Sunday, March 6, 2011

March is Reading Month, Tip #6: Keep Reading Aloud

Keep reading aloud even once kids are reading to themselves, whether your reader is 6 months, 6 years, 26, or 106.

My favorite read aloud picture... April 2008.  (Dated by Blaine's 826 Michigan Mustache Fundraiser goatee...)


Share something- even with older readers- often. Perhaps it's just an article or a clipping at dinner, reading aloud a favorite poem, sharing an email off your phone, or listen to an audiobook together. Maybe even just read a paragraph from the novel you're reading. Listening and reading are two very different skills and pleasures. Sharing a text is an important connection; it happens at schools, in churches, in homes. Sharing a text links people.Blaine (aka Mr. TRWH) and I once read aloud a Lemony Snicket book to each other at bedtime. It was so much fun. It was hard to read a chapter book (even a children's one) together because I would sneak and read ahead. (I just had to know what would happen to that Baudelaire baby.) "The Talk of the Town" from The New Yorker seems to be more up our alley.

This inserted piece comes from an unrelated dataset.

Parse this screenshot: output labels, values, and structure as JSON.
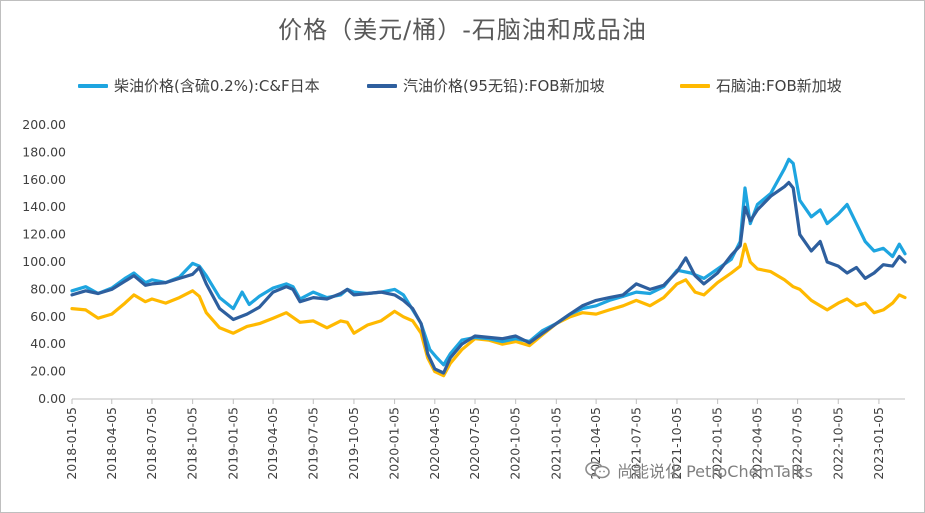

Fran is really into his own reading right now- and we are so strapped for time after school. Once he reads to us (or to himself), he is usually pretty beat from a long day and often asks to go to bed. I'm going to to try to squeeze in a little read aloud time by finding stolen minutes: after breakfast, waiting in the van before school (when we arrive to early to get out and wait in the cold), at the Y before swim lessons, at dinner.

Sometimes I think reading aloud is like exercise: sometimes you really have to plan your day so it is given time. But reading aloud shouldn't stop just because your readers can already read.